I used a dual-pane rhythm: a configuration surface (grouped controls) and a preview surface that stays visually anchored—iterate, then download a high-resolution PNG without watermarks. Dark mode and glass-style surfaces are not decoration for their own sake; I wanted long tweaking sessions to stay readable and a bit more "tool-like" than "landing page-like."

Privacy and trust

My story is straightforward: generation happens client-side. The payload I type is not shipped to a bespoke backend to be turned into an image. In the open-source baseline, I also aimed to avoid invasive tracking—if I want trust in a utility, the bundle should behave like one.

Outcome

QRGen is my free, open (MIT) answer to a crowded category: fewer compromises, fewer dark patterns, and a codebase someone can read before they rely on it.
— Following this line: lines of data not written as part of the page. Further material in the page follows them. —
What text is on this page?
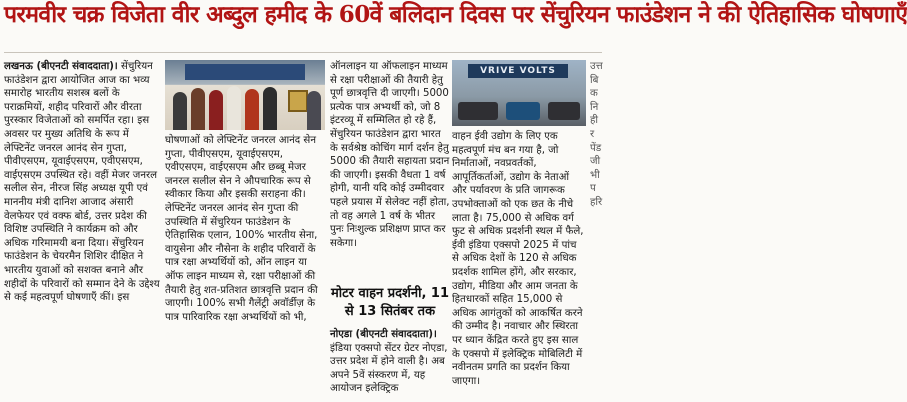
परमवीर चक्र विजेता वीर अब्दुल हमीद के 60वें बलिदान दिवस पर सेंचुरियन फाउंडेशन ने की ऐतिहासिक घोषणाएँ

लखनऊ (बीएनटी संवाददाता)। सेंचुरियन फाउंडेशन द्वारा आयोजित आज का भव्य समारोह भारतीय सशस्त्र बलों के पराक्रमियों, शहीद परिवारों और वीरता पुरस्कार विजेताओं को समर्पित रहा। इस अवसर पर मुख्य अतिथि के रूप में लेफ्टिनेंट जनरल आनंद सेन गुप्ता, पीवीएसएम, यूवाईएसएम, एवीएसएम, वाईएसएम उपस्थित रहे। वहीं मेजर जनरल सलील सेन, नीरज सिंह अध्यक्ष यूपी एवं माननीय मंत्री दानिश आजाद अंसारी वेलफेयर एवं वक्फ बोर्ड, उत्तर प्रदेश की विशिष्ट उपस्थिति ने कार्यक्रम को और अधिक गरिमामयी बना दिया। सेंचुरियन फाउंडेशन के चेयरमैन शिशिर दीक्षित ने भारतीय युवाओं को सशक्त बनाने और शहीदों के परिवारों को सम्मान देने के उद्देश्य से कई महत्वपूर्ण घोषणाएँ कीं। इस

घोषणाओं को लेफ्टिनेंट जनरल आनंद सेन गुप्ता, पीवीएसएम, यूवाईएसएम, एवीएसएम, वाईएसएम और छब्बू मेजर जनरल सलील सेन ने औपचारिक रूप से स्वीकार किया और इसकी सराहना की। लेफ्टिनेंट जनरल आनंद सेन गुप्ता की उपस्थिति में सेंचुरियन फाउंडेशन के ऐतिहासिक एलान, 100% भारतीय सेना, वायुसेना और नौसेना के शहीद परिवारों के पात्र रक्षा अभ्यर्थियों को, ऑन लाइन या ऑफ लाइन माध्यम से, रक्षा परीक्षाओं की तैयारी हेतु शत-प्रतिशत छात्रवृत्ति प्रदान की जाएगी। 100% सभी गैलेंट्री अवॉर्डीज़ के पात्र पारिवारिक रक्षा अभ्यर्थियों को भी,

ऑनलाइन या ऑफलाइन माध्यम से रक्षा परीक्षाओं की तैयारी हेतु पूर्ण छात्रवृत्ति दी जाएगी। 5000 प्रत्येक पात्र अभ्यर्थी को, जो 8 इंटरव्यू में सम्मिलित हो रहे हैं, सेंचुरियन फाउंडेशन द्वारा भारत के सर्वश्रेष्ठ कोचिंग मार्ग दर्शन हेतु 5000 की तैयारी सहायता प्रदान की जाएगी। इसकी वैधता 1 वर्ष होगी, यानी यदि कोई उम्मीदवार पहले प्रयास में सेलेक्ट नहीं होता, तो वह अगले 1 वर्ष के भीतर पुनः निःशुल्क प्रशिक्षण प्राप्त कर सकेगा।

मोटर वाहन प्रदर्शनी, 11 से 13 सितंबर तक

नोएडा (बीएनटी संवाददाता)। इंडिया एक्सपो सेंटर ग्रेटर नोएडा, उत्तर प्रदेश में होने वाली है। अब अपने 5वें संस्करण में, यह आयोजन इलेक्ट्रिक

VRIVE VOLTS

वाहन ईवी उद्योग के लिए एक महत्वपूर्ण मंच बन गया है, जो निर्माताओं, नवप्रवर्तकों, आपूर्तिकर्ताओं, उद्योग के नेताओं और पर्यावरण के प्रति जागरूक उपभोक्ताओं को एक छत के नीचे लाता है। 75,000 से अधिक वर्ग फुट से अधिक प्रदर्शनी स्थल में फैले, ईवी इंडिया एक्सपो 2025 में पांच से अधिक देशों के 120 से अधिक प्रदर्शक शामिल होंगे, और सरकार, उद्योग, मीडिया और आम जनता के हितधारकों सहित 15,000 से अधिक आगंतुकों को आकर्षित करने की उम्मीद है। नवाचार और स्थिरता पर ध्यान केंद्रित करते हुए इस साल के एक्सपो में इलेक्ट्रिक मोबिलिटी में नवीनतम प्रगति का प्रदर्शन किया जाएगा।

उत्त बि क नि ही र पेंड जी भी प हरि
I cared about the details people actually notice: speed of iteration, export quality, logo support, and an interface that respects attention.

Live: https://qrgen.korak-dev.uk/

Source: https://github.com/Korak-997/qrgen

Technical Hurdles

01

Styling without breaking scannability

Gradients, dot styles, and logo overlays look great until they don't scan. I had to balance expressiveness with contrast, quiet areas around the finder patterns, and logo sizing—then keep checking real-world scans, not just the preview.

02

"Premium" UX with a zero-friction promise

Advanced controls can read as complexity. I focused on progressive disclosure—accordions/tabs, clear grouping—so beginners get a fast path while I still expose granular control over eyes, dots, and color.

03

A privacy story that matches the implementation

I only wanted to claim client-side generation if the architecture backed it: generation and export stay in the browser, dependencies stay purposeful, and the baseline avoids invasive analytics. That consistency became part of the product, not a footnote.

Evolution & Insights

  • I paired a sharp problem (utility category fatigue) with a sharp constraint: client-side, no account wall.
  • I let a focused library own rendering complexity and spent my time on preview speed and exports I'd trust.
  • I treated discoverability of advanced features as part of polish—styling power shouldn't mean a confusing layout.
  • I shipped MIT licensing so privacy and behavior are things people can verify, not just copy on a landing page.